Sheena McGuinness, Co-Head of Energy and Natural Resources, at RSM UK comments ahead of the Autumn Budget 2025: “With oil prices at the lowest level since early 2021, we expect the Chancellor to take this opportunity to reverse the 5p fuel duty cut and align rates with inflation. These changes are already baked into the OBR’s forecast, so if the changes are deferred another year, then the Chancellor will need to find revenues from elsewhere to balance the books.
“Ultimately, increasing fuel duty is only a short-term fix to offset the growing deficit caused by declining fuel duty revenues, so it’s no surprise that introducing a pay per mile scheme is being considered again, after being ruled out ahead of last year’s budget.
“Cutting the cost of living is a key priority for the government, and reducing VAT on energy bills would be a boost to consumers, industry and the economy due to the deflationary impact it would deliver. This will help lower prices now, but tackling the root cause of continued reliance on energy imports due to low domestic oil production needs addressing. This is what exposes consumers to price volatility, so if we can get the right mix of domestic energy supply, then we can shield consumers from global price shocks, strengthen our energy security and drive sustainable economic growth.

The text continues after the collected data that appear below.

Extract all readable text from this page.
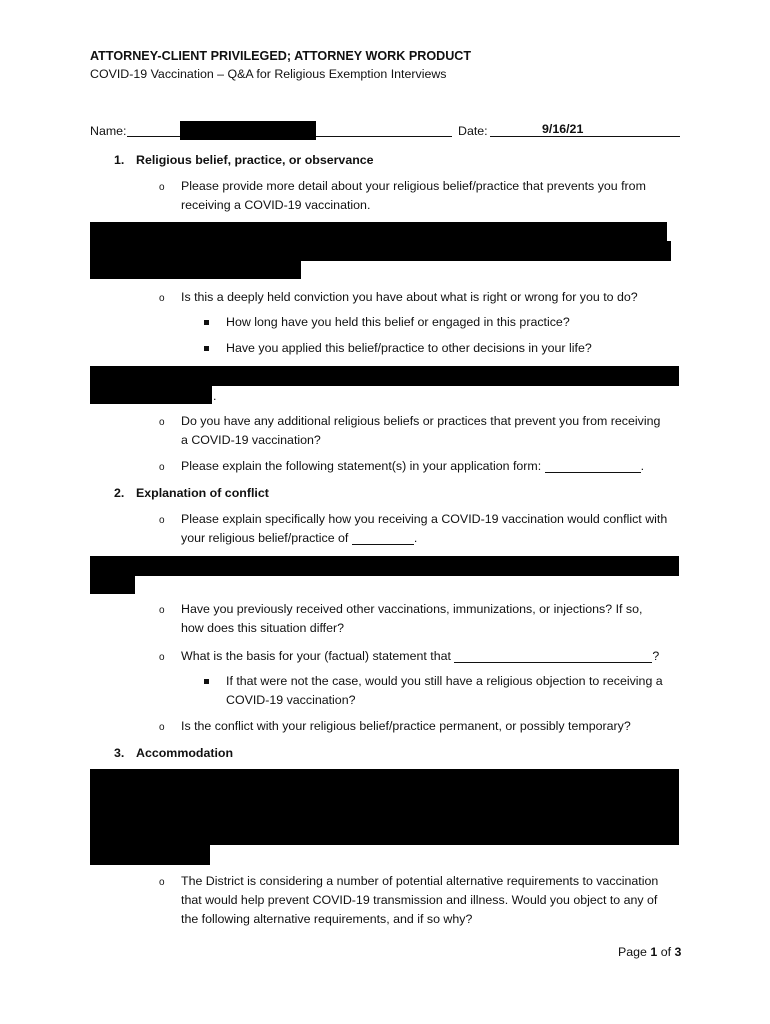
ATTORNEY-CLIENT PRIVILEGED; ATTORNEY WORK PRODUCT
COVID-19 Vaccination – Q&A for Religious Exemption Interviews
Name:	Date:	9/16/21
1. Religious belief, practice, or observance
o Please provide more detail about your religious belief/practice that prevents you from
receiving a COVID-19 vaccination.
o Is this a deeply held conviction you have about what is right or wrong for you to do?
How long have you held this belief or engaged in this practice?
Have you applied this belief/practice to other decisions in your life?
.
o Do you have any additional religious beliefs or practices that prevent you from receiving
a COVID-19 vaccination?
o Please explain the following statement(s) in your application form:	.
2. Explanation of conflict
o Please explain specifically how you receiving a COVID-19 vaccination would conflict with
your religious belief/practice of	.
o Have you previously received other vaccinations, immunizations, or injections? If so,
how does this situation differ?
o What is the basis for your (factual) statement that	?
If that were not the case, would you still have a religious objection to receiving a
COVID-19 vaccination?
o Is the conflict with your religious belief/practice permanent, or possibly temporary?
3. Accommodation
o The District is considering a number of potential alternative requirements to vaccination
that would help prevent COVID-19 transmission and illness. Would you object to any of
the following alternative requirements, and if so why?
Page 1 of 3
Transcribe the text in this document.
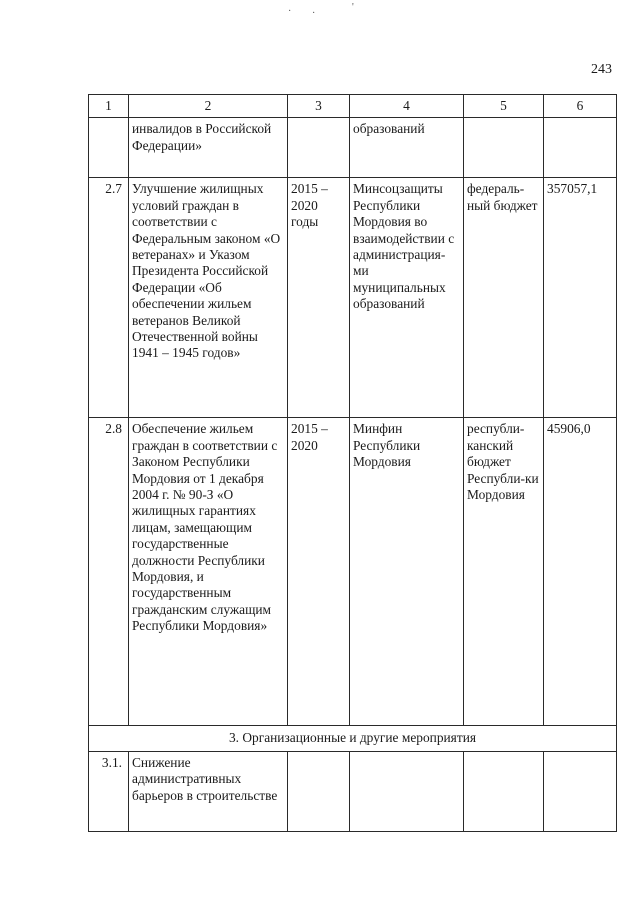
· ·
'
243
1	2	3	4	5	6
	инвалидов в Российской Федерации»		образований		
2.7	Улучшение жилищных условий граждан в соответствии с Федеральным законом «О ветеранах» и Указом Президента Российской Федерации «Об обеспечении жильем ветеранов Великой Отечественной войны 1941 – 1945 годов»	2015 – 2020 годы	Минсоцзащиты Республики Мордовия во взаимодействии с администрация-ми муниципальных образований	федераль-ный бюджет	357057,1
2.8	Обеспечение жильем граждан в соответствии с Законом Республики Мордовия от 1 декабря 2004 г. № 90-З «О жилищных гарантиях лицам, замещающим государственные должности Республики Мордовия, и государственным гражданским служащим Республики Мордовия»	2015 – 2020	Минфин Республики Мордовия	республи-канский бюджет Республи-ки Мордовия	45906,0
3. Организационные и другие мероприятия					
3.1.	Снижение административных барьеров в строительстве				
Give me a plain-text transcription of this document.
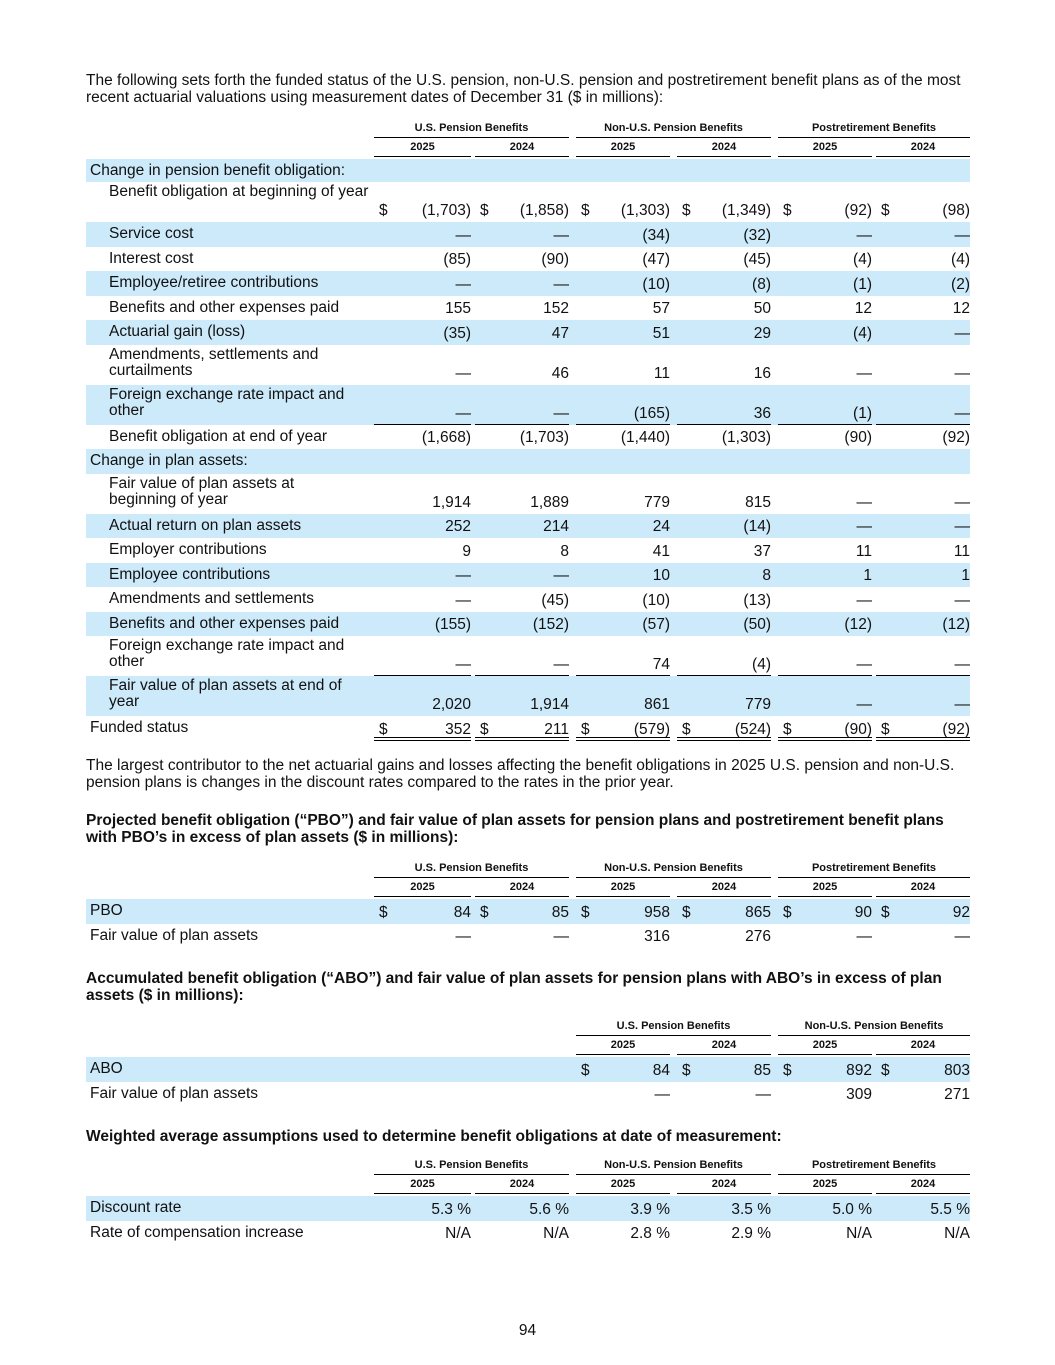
The following sets forth the funded status of the U.S. pension, non-U.S. pension and postretirement benefit plans as of the most recent actuarial valuations using measurement dates of December 31 ($ in millions):

U.S. Pension Benefits	Non-U.S. Pension Benefits	Postretirement Benefits
2025	2024	2025	2024	2025	2024
Change in pension benefit obligation:
Benefit obligation at beginning of year
$ (1,703) $ (1,858) $ (1,303) $ (1,349) $	(92) $	(98)
Service cost	—	—	(34)	(32)	—	—
Interest cost	(85)	(90)	(47)	(45)	(4)	(4)
Employee/retiree contributions	—	—	(10)	(8)	(1)	(2)
Benefits and other expenses paid	155	152	57	50	12	12
Actuarial gain (loss)	(35)	47	51	29	(4)	—
Amendments, settlements and curtailments	—	46	11	16	—	—
Foreign exchange rate impact and other	—	—	(165)	36	(1)	—
Benefit obligation at end of year	(1,668)	(1,703)	(1,440)	(1,303)	(90)	(92)
Change in plan assets:
Fair value of plan assets at beginning of year	1,914	1,889	779	815	—	—
Actual return on plan assets	252	214	24	(14)	—	—
Employer contributions	9	8	41	37	11	11
Employee contributions	—	—	10	8	1	1
Amendments and settlements	—	(45)	(10)	(13)	—	—
Benefits and other expenses paid	(155)	(152)	(57)	(50)	(12)	(12)
Foreign exchange rate impact and other	—	—	74	(4)	—	—
Fair value of plan assets at end of year	2,020	1,914	861	779	—	—
Funded status	$	352 $	211 $	(579) $	(524) $	(90) $	(92)

The largest contributor to the net actuarial gains and losses affecting the benefit obligations in 2025 U.S. pension and non-U.S. pension plans is changes in the discount rates compared to the rates in the prior year.

Projected benefit obligation (“PBO”) and fair value of plan assets for pension plans and postretirement benefit plans with PBO’s in excess of plan assets ($ in millions):

U.S. Pension Benefits	Non-U.S. Pension Benefits	Postretirement Benefits
2025	2024	2025	2024	2025	2024
PBO	$	84 $	85 $	958 $	865 $	90 $	92
Fair value of plan assets	—	—	316	276	—	—

Accumulated benefit obligation (“ABO”) and fair value of plan assets for pension plans with ABO’s in excess of plan assets ($ in millions):

U.S. Pension Benefits	Non-U.S. Pension Benefits
2025	2024	2025	2024
ABO	$	84 $	85 $	892 $	803
Fair value of plan assets	—	—	309	271

Weighted average assumptions used to determine benefit obligations at date of measurement:

U.S. Pension Benefits	Non-U.S. Pension Benefits	Postretirement Benefits
2025	2024	2025	2024	2025	2024
Discount rate	5.3 %	5.6 %	3.9 %	3.5 %	5.0 %	5.5 %
Rate of compensation increase	N/A	N/A	2.8 %	2.9 %	N/A	N/A
94
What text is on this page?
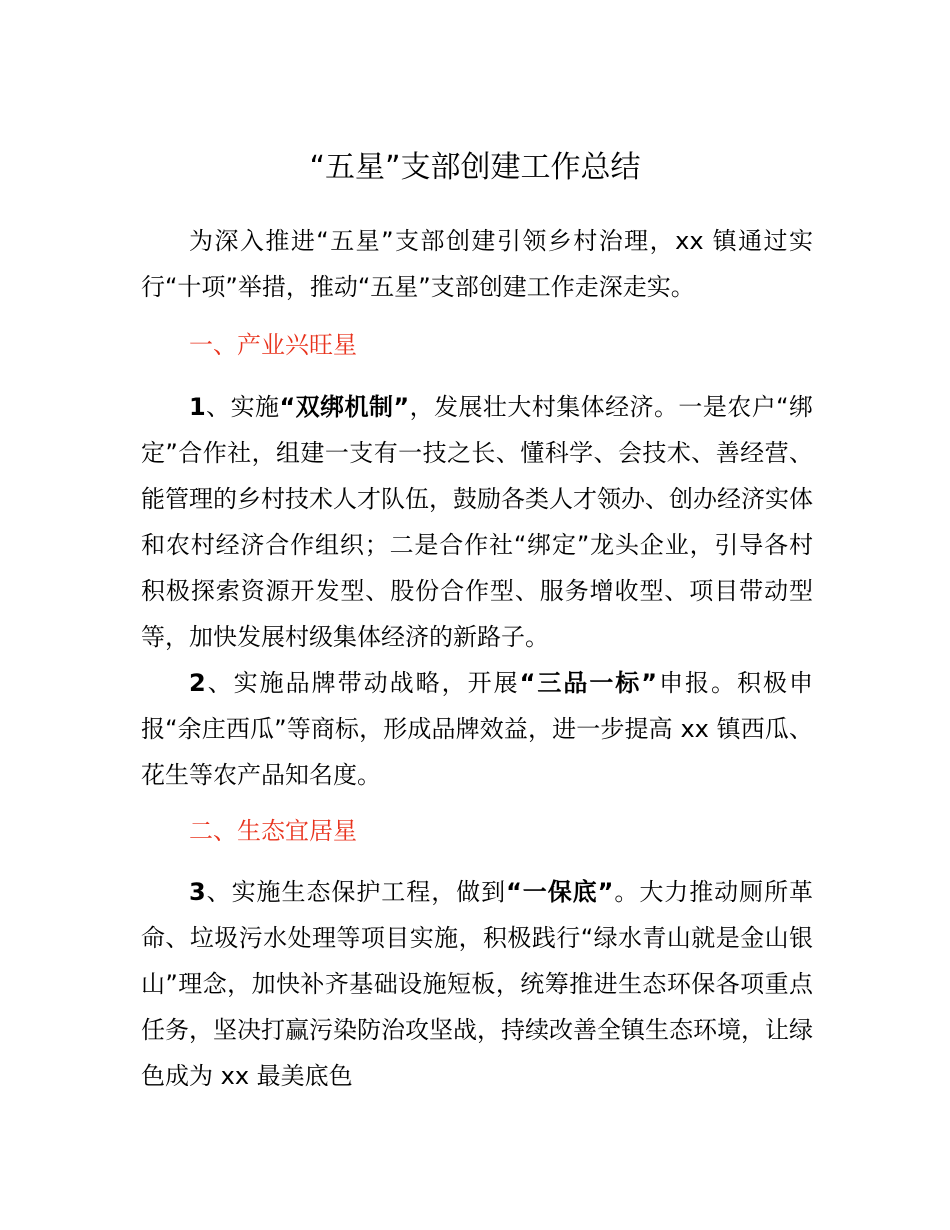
“五星”支部创建工作总结

为深入推进“五星”支部创建引领乡村治理，xx 镇通过实行“十项”举措，推动“五星”支部创建工作走深走实。

一、产业兴旺星

1、实施“双绑机制”，发展壮大村集体经济。一是农户“绑定”合作社，组建一支有一技之长、懂科学、会技术、善经营、能管理的乡村技术人才队伍，鼓励各类人才领办、创办经济实体和农村经济合作组织；二是合作社“绑定”龙头企业，引导各村积极探索资源开发型、股份合作型、服务增收型、项目带动型等，加快发展村级集体经济的新路子。

2、实施品牌带动战略，开展“三品一标”申报。积极申报“余庄西瓜”等商标，形成品牌效益，进一步提高 xx 镇西瓜、花生等农产品知名度。

二、生态宜居星

3、实施生态保护工程，做到“一保底”。大力推动厕所革命、垃圾污水处理等项目实施，积极践行“绿水青山就是金山银山”理念，加快补齐基础设施短板，统筹推进生态环保各项重点任务，坚决打赢污染防治攻坚战，持续改善全镇生态环境，让绿色成为 xx 最美底色
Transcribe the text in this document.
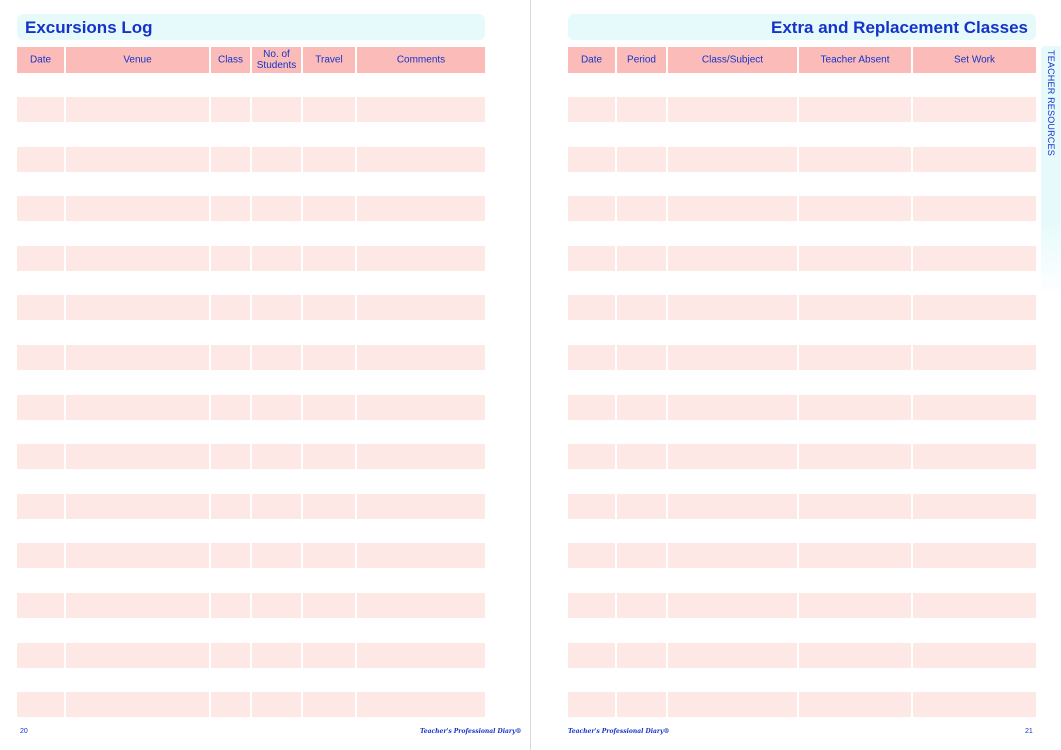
Excursions Log
Date	Venue	Class	No. of Students	Travel	Comments
20	Teacher's Professional Diary®
Extra and Replacement Classes
Date	Period	Class/Subject	Teacher Absent	Set Work
Teacher's Professional Diary®	21
TEACHER RESOURCES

“However, restrictions to oil field licences and steep additional taxes on oil-related activity has hit investment in the UK energy sector and, in turn, associated tax revenues. This unfavourable investment landscape is leading to capital migrating overseas towards more viable energy projects. The imminent North Sea strategy might help to stem the flow of lost investment and bridge the gap to utilise domestic oil and gas, as we transition away from fossil fuels.
“Acknowledging the need for long term certainty for the energy sector, the government has recently consulted on a new, permanent measure to replace the EPL when it ends in 2030. So could we see a full repeal of EPL in 2026, or a phased reduction through to 2030, in the budget. Either way the energy sector needs any new measures to stimulate, not hinder, investment.
She added: “One thing that could help unlock investment is improving grid capacity and delays to connection. We’ve seen curtailment payments, where generators are paid not to produce clean energy because the grid can’t absorb it, hit £158m this year alone. Currently the UK is only using 63% of our total energy and remaining energy is curtailed which is counterproductive and costly. Ultimately, we have a supply and demand problem, as the energy we are producing can’t get to where the demand is needed, which is where imported energy plugs the gap.
“This highlights the urgent need for investment in grid infrastructure and storage solutions to ensure that renewable energy can be fully utilised rather than curtailed. In the meantime, could the surplus wind energy be redirected towards energy intensive operations such as hydrogen production which could then potentially be redistributed through the UK gas network. In addition, could the main by-product of hydrogen production, water, help to improve access in areas that need it.
“With government plans to expand wind capacity, addressing these issues with innovation in the forthcoming budget is critical - not just for decarbonisation targets, but for delivering value to consumers and taxpayers, while mitigating any future challenges."